Kocher: Als Grundstoff wird Wasserstoff in der Industrie bereits seit über 100 Jahren verwendet. Man denke an das Haber-Bosch-Verfahren zur Ammoniakherstellung, an Verfahren zur Herstellung von Diesel und Benzin in Raffinerien oder an Anwendungen in der Stahlerzeugung. Kurzfristig kann Wasserstoff bei diesen energieintensiven industriellen Prozessen, in der Chemie und Lebensmittelindustrie, oder im Mobilitätssektor, hier vor allem im Schwerlastverkehr fossile Energieträger ersetzen. Über Power-to-Gas und das Gasnetz hat Wasserstoff längerfristig auch als Langzeit-Speicher für Stromüberschüsse großes Potenzial.
Wird er nicht direkt in industriellen Prozessen verwendet, kann er gespeichert und zu einem späteren Zeitpunkt wieder in Energie umgewandelt werden. Wasserstoff ist ein Bindeglied zwischen der stofflichen und elektrischen Welt. Im Alltag nutzen wir schon heute Produkte, die mit Einsatz von Wasserstoff erzeugt werden – etwa Handys und Tablets.
In welchen Branchen ist Kostendeckung – also ein ökonomisch vertretbarer Einsatz von Wasserstoff - am greifbarsten?
Kocher: Wasserstoff eignet sich sehr gut für den Einsatz in energieintensiven Industrien wie beispielsweise der Stahlindustrie, welche bei hoher Last das Stromnetz überfordern könnten, oder auch in der Kraftwerkstechnik. In jenen Sektoren, wo keine direkte Elektrifizierung mittels grünem Storm realisierbar ist, stellt die Speicherung von Energie in Form von Wasserstoff eine beachtliche Alternative dar. Energieüberschüsse, die von Windkraftanlagen erzeugt werden und das Netz überlasten würden, könnten einfach in Wasserstoff umgewandelt werden, welcher dann langfristig – zum Beispiel in Kavernenspeichern – gelagert werden kann. Dabei bietet Wasserstoff den Vorteil einer hohen Energiedichte im Vergleich zu einer Batterie.
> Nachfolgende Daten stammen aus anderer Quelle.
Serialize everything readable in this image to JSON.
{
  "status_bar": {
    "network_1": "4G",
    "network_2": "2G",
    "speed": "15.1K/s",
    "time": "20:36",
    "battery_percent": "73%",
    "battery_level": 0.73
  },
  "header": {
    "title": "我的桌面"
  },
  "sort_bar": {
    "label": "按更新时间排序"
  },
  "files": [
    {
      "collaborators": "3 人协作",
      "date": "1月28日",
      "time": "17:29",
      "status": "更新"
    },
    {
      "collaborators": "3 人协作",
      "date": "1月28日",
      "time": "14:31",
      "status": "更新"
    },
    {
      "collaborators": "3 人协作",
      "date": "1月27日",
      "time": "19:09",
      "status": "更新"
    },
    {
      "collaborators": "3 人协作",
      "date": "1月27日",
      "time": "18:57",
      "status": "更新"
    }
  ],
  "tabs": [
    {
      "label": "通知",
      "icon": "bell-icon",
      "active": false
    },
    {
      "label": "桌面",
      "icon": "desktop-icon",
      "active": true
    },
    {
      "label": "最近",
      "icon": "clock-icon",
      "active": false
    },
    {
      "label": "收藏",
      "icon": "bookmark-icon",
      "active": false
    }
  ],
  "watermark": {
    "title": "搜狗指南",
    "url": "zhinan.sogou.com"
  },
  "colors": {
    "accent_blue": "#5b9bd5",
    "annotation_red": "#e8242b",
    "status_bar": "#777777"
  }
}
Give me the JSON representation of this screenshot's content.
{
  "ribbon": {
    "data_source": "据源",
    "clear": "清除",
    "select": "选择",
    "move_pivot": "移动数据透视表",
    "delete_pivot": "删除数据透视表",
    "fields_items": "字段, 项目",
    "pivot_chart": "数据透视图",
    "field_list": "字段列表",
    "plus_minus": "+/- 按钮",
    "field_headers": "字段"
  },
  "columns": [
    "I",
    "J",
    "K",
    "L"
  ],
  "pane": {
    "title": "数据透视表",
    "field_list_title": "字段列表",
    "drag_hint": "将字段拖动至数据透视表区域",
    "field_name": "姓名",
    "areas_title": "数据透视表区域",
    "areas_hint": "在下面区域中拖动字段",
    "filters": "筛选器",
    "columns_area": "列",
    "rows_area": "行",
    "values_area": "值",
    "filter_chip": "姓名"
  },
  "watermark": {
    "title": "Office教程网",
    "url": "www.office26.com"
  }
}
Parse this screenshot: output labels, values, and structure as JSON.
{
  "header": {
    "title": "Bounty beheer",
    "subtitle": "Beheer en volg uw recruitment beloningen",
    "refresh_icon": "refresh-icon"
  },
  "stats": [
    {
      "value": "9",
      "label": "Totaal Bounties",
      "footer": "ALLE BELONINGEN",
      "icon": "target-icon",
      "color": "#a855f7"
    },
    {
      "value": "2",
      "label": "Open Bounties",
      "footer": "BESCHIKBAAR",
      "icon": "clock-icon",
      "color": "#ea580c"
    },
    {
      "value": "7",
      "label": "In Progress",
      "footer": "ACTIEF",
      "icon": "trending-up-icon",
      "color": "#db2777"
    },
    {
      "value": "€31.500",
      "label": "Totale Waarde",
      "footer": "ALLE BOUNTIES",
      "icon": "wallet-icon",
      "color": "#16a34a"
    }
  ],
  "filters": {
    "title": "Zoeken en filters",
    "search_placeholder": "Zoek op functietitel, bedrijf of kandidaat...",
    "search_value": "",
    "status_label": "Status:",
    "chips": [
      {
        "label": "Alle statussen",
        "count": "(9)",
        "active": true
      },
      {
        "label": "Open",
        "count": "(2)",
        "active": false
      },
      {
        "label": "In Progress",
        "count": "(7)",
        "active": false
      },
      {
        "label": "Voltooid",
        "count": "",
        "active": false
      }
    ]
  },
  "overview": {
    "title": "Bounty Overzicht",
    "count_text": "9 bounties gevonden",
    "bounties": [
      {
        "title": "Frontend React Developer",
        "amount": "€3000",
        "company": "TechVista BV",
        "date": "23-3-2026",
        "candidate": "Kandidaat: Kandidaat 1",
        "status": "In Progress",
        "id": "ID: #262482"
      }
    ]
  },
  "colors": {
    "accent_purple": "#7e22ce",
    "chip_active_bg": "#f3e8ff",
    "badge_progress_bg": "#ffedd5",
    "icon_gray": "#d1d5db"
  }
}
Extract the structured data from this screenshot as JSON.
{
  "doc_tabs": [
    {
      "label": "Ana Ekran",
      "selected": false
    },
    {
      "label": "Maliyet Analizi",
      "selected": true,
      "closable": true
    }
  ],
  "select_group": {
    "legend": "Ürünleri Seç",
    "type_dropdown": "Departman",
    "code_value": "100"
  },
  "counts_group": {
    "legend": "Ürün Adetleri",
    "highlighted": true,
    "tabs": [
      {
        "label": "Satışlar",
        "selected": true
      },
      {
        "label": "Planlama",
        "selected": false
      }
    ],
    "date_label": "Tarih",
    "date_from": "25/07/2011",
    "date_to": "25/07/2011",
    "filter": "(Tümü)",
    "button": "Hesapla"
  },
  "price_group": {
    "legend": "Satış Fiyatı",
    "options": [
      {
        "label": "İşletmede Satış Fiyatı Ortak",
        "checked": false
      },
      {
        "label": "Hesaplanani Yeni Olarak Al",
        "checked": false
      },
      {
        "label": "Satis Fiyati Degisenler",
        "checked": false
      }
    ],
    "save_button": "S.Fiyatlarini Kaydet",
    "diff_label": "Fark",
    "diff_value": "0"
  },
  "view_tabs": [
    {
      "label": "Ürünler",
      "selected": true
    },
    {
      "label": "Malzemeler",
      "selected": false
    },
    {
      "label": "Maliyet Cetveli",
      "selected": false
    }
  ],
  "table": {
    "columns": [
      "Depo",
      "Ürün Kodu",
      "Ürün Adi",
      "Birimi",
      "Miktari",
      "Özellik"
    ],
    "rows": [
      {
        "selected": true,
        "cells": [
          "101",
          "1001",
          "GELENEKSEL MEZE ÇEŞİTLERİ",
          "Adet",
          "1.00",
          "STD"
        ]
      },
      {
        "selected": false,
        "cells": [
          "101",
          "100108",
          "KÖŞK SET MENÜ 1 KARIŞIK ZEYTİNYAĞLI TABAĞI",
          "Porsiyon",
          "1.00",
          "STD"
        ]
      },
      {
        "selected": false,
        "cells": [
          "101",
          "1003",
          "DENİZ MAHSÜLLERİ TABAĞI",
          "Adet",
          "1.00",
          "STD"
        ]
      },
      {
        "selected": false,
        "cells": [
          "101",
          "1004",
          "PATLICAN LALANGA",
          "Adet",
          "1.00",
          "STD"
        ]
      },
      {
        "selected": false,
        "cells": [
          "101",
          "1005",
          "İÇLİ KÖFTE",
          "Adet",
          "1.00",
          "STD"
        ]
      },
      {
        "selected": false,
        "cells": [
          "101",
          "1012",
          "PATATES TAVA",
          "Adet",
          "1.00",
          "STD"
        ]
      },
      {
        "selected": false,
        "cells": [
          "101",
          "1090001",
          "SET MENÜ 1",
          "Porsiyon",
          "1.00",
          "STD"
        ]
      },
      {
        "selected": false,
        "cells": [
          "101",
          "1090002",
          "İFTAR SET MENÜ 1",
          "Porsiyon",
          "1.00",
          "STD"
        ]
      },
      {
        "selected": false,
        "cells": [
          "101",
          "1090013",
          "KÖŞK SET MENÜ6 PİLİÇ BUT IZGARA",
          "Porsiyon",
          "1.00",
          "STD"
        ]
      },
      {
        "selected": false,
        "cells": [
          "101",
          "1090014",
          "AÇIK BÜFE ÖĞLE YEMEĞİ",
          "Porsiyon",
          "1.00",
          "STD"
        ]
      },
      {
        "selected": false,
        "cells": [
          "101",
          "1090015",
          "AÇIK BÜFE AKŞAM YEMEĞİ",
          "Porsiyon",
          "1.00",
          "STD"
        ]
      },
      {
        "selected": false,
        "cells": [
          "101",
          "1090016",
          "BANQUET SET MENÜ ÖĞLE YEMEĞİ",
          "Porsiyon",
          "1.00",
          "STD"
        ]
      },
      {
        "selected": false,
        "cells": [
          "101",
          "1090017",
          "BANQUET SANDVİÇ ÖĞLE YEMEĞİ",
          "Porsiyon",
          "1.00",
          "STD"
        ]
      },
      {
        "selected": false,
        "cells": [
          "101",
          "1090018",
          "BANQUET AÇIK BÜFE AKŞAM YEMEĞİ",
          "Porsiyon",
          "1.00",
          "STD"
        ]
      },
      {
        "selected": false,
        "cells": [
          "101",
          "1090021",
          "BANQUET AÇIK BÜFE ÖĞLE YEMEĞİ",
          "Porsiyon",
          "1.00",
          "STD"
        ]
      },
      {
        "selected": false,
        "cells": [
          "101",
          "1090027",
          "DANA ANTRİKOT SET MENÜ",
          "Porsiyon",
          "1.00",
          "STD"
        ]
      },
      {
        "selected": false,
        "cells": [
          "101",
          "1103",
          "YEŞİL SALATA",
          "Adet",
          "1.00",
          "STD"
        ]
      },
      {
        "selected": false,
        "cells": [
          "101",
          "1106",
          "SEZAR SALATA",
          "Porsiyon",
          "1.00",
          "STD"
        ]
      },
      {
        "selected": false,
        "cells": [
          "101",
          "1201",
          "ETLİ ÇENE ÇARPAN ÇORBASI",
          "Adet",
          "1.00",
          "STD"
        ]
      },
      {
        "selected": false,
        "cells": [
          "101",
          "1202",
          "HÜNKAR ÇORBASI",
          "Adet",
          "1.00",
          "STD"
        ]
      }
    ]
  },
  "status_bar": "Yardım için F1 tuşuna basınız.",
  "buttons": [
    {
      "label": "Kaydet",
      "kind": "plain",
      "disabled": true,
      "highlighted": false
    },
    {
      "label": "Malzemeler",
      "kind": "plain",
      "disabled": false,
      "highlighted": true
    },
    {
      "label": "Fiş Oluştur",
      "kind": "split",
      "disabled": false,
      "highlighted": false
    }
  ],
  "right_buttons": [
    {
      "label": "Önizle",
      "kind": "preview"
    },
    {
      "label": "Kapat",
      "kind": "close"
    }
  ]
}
Die große Herausforderung ist, ein System zu entwickeln, das alle Möglichkeiten sinnvoll koppelt, um damit ein resilientes und nachhaltiges Energiekonzept auf allen Ebenen zu schaffen. Dazu müssen in unterschiedlichen Projekten die potenziellen Wasserstoff-Ökosysteme betrachtet werden, von der Erzeugung grünen Stroms und Wasserstoffs über den Transport bis hin zum Endverbraucher.